Mercado agrícola amplia foco em clima, custos e logística
Relatório destaca petróleo, câmbio, grãos e manejo do solo
A combinação entre clima, geopolítica, câmbio e custos de produção deve continuar no centro das decisões do agronegócio nos próximos meses. A avaliação faz parte da edição desta segunda-feira (3) da Análise de Mercado da Prado Agronegócios, que reúne indicadores sobre energia, fertilizantes, grãos e estratégias de manejo para uma safra com maior risco climático.
O levantamento aponta que a volatilidade dos mercados internacionais segue influenciando diretamente a rentabilidade das propriedades rurais. Além do comportamento das commodities, fatores como o conflito no Oriente Médio, a trajetória do dólar e a possibilidade de um El Niño mais intenso exigem planejamento mais criterioso na compra de insumos e na gestão das lavouras.
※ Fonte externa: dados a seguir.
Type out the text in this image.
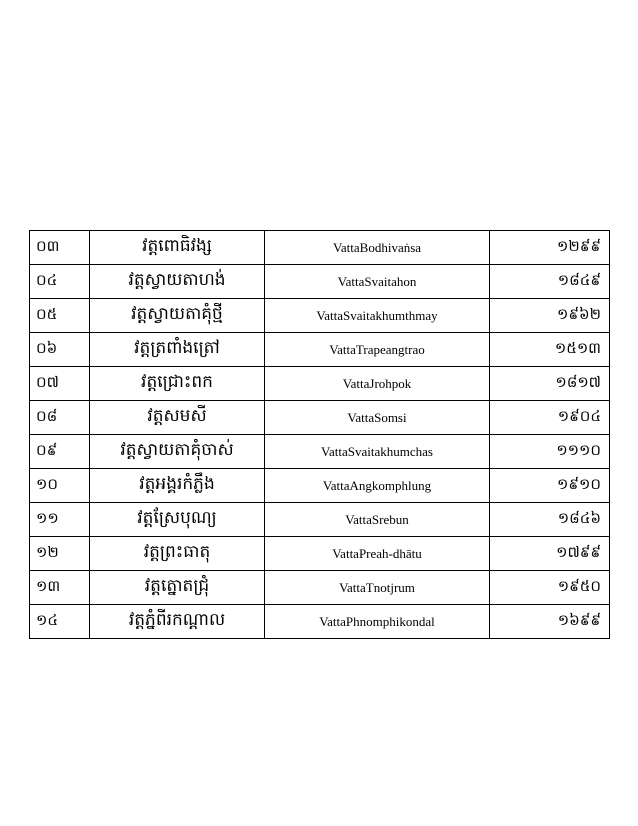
០៣	វត្តពោធិវង្ស	VattaBodhivaṅsa	១២៩៩
០៤	វត្តស្វាយតាហង់	VattaSvaitahon	១៨៤៩
០៥	វត្តស្វាយតាគុំថ្មី	VattaSvaitakhumthmay	១៩៦២
០៦	វត្តត្រពាំងត្រៅ	VattaTrapeangtrao	១៥១៣
០៧	វត្តជ្រោះពក	VattaJrohpok	១៨១៧
០៨	វត្តសមសី	VattaSomsi	១៩០៤
០៩	វត្តស្វាយតាគុំចាស់	VattaSvaitakhumchas	១១១០
១០	វត្តអង្គរកំភ្លឹង	VattaAngkomphlung	១៩១០
១១	វត្តស្រែបុណ្យ	VattaSrebun	១៨៤៦
១២	វត្តព្រះធាតុ	VattaPreah-dhātu	១៧៩៩
១៣	វត្តត្នោតជ្រុំ	VattaTnotjrum	១៩៥០
១៤	វត្តភ្នំពីរកណ្ដាល	VattaPhnomphikondal	១៦៩៩
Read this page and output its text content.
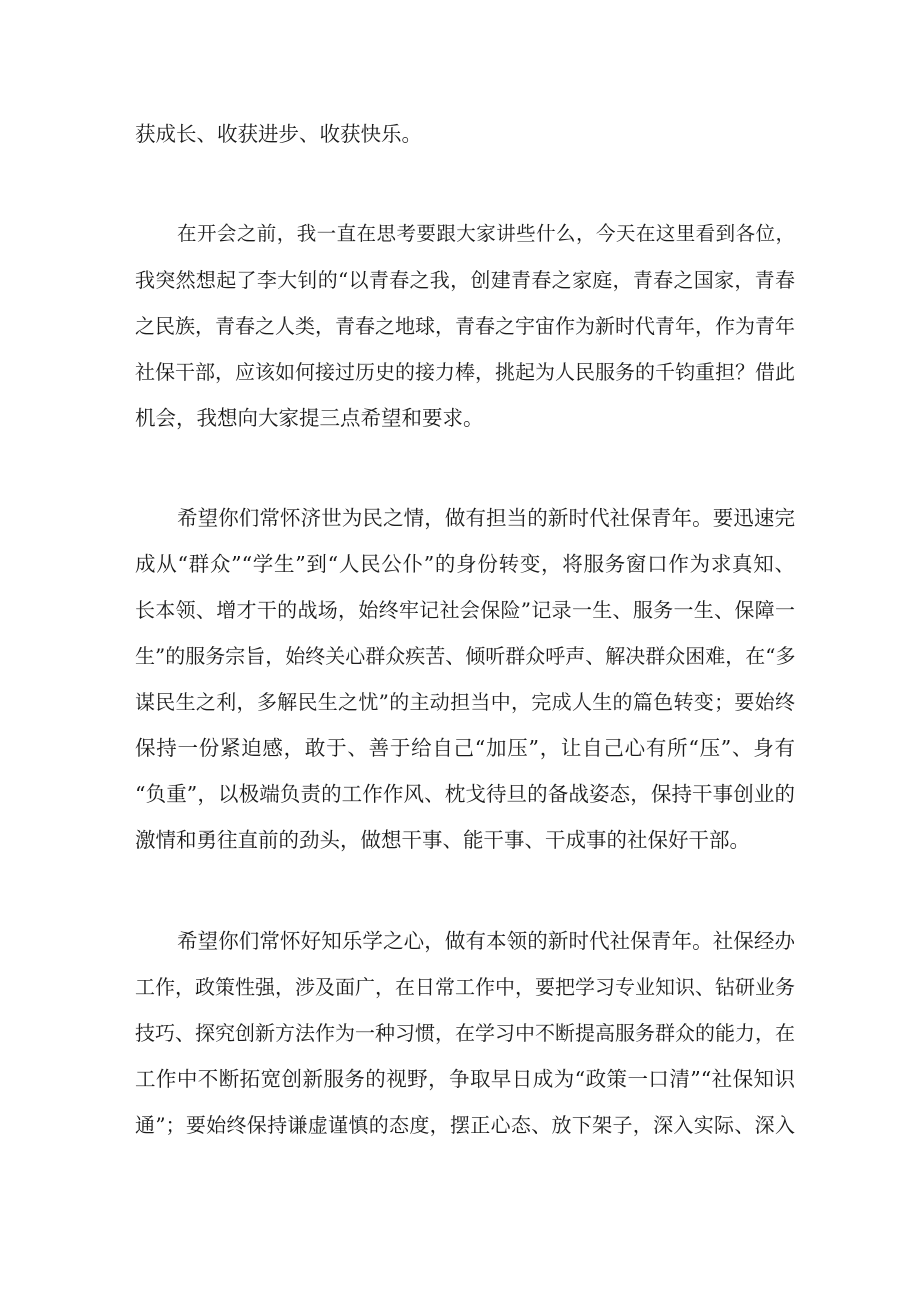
获成长、收获进步、收获快乐。
在开会之前，我一直在思考要跟大家讲些什么，今天在这里看到各位，
我突然想起了李大钊的“以青春之我，创建青春之家庭，青春之国家，青春
之民族，青春之人类，青春之地球，青春之宇宙作为新时代青年，作为青年
社保干部，应该如何接过历史的接力棒，挑起为人民服务的千钧重担？借此
机会，我想向大家提三点希望和要求。
希望你们常怀济世为民之情，做有担当的新时代社保青年。要迅速完
成从“群众”“学生”到“人民公仆”的身份转变，将服务窗口作为求真知、
长本领、增才干的战场，始终牢记社会保险”记录一生、服务一生、保障一
生”的服务宗旨，始终关心群众疾苦、倾听群众呼声、解决群众困难，在“多
谋民生之利，多解民生之忧”的主动担当中，完成人生的篇色转变；要始终
保持一份紧迫感，敢于、善于给自己“加压”，让自己心有所“压”、身有
“负重”，以极端负责的工作作风、枕戈待旦的备战姿态，保持干事创业的
激情和勇往直前的劲头，做想干事、能干事、干成事的社保好干部。
希望你们常怀好知乐学之心，做有本领的新时代社保青年。社保经办
工作，政策性强，涉及面广，在日常工作中，要把学习专业知识、钻研业务
技巧、探究创新方法作为一种习惯，在学习中不断提高服务群众的能力，在
工作中不断拓宽创新服务的视野，争取早日成为“政策一口清”“社保知识
通”；要始终保持谦虚谨慎的态度，摆正心态、放下架子，深入实际、深入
Petróleo e dólar pressionam custos
Entre os principais pontos de atenção está o petróleo Brent, que permanece em patamar elevado diante das tensões geopolíticas envolvendo Estados Unidos, Irã e Israel. Segundo a análise, o impacto vai além da energia, alcançando fertilizantes, diesel, fretes e demais custos operacionais do agronegócio. O relatório recomenda acompanhar negociações diplomáticas, movimentações da Opep+, estoques norte-americanos e a evolução das cotações internacionais.
No câmbio, o dólar continua favorecendo a competitividade das exportações brasileiras, mas mantém pressão sobre insumos importados, defensivos, máquinas e equipamentos. A recomendação é monitorar tanto os desdobramentos da política monetária dos Estados Unidos quanto o cenário fiscal brasileiro, fatores que podem alterar rapidamente a taxa de câmbio.
Fertilizantes exigem estratégia de compra
A relação de troca entre café e fertilizantes, utilizada como indicador de custo relativo, mostra cenários distintos entre os principais nutrientes. Enquanto ureia e cloreto de potássio (KCl) apresentam condições consideradas favoráveis em relação à média histórica, o fosfato monoamônico (MAP) permanece próximo do equilíbrio, exigindo maior atenção no momento da aquisição.
O relatório ressalta que a evolução dos preços internacionais dos fertilizantes, do dólar, da oferta global de nutrientes e das condições climáticas continuará determinando as oportunidades de compra ao longo do segundo semestre.
Milho e soja seguem em trajetórias diferentes
No mercado de grãos, a soja permanece altamente sensível às condições climáticas nos Estados Unidos. A melhora recente das lavouras reduziu parte do prêmio climático e provocou realização de lucros nas bolsas, mas a volatilidade continua elevada, mantendo a necessidade de acompanhar diariamente as cotações internacionais, o dólar e os prêmios de exportação.
Para o milho, o cenário é mais sustentado pela demanda. A análise destaca o avanço das exportações brasileiras e a expansão da indústria de etanol de milho como fatores que podem reduzir os estoques finais e dar suporte aos preços durante o restante do ano.
Manejo do solo ganha importância
Diante da maior probabilidade de ocorrência de um El Niño forte a muito forte, a construção do perfil do solo e a calagem passam a ser apontadas como estratégias para aumentar a resiliência das lavouras. O aprofundamento do sistema radicular favorece o aproveitamento de água e nutrientes em camadas mais profundas, reduzindo os efeitos de períodos de estiagem e contribuindo para maior estabilidade produtiva.
Além de corrigir a acidez, a calagem melhora a disponibilidade de nutrientes, reduz a toxicidade por alumínio, favorece a atividade biológica do solo e cria condições para um desenvolvimento radicular mais eficiente. Segundo o estudo, essas práticas deixam de ser apenas recomendações agronômicas e passam a integrar a estratégia de gestão de risco das propriedades diante de um cenário climático mais desafiador.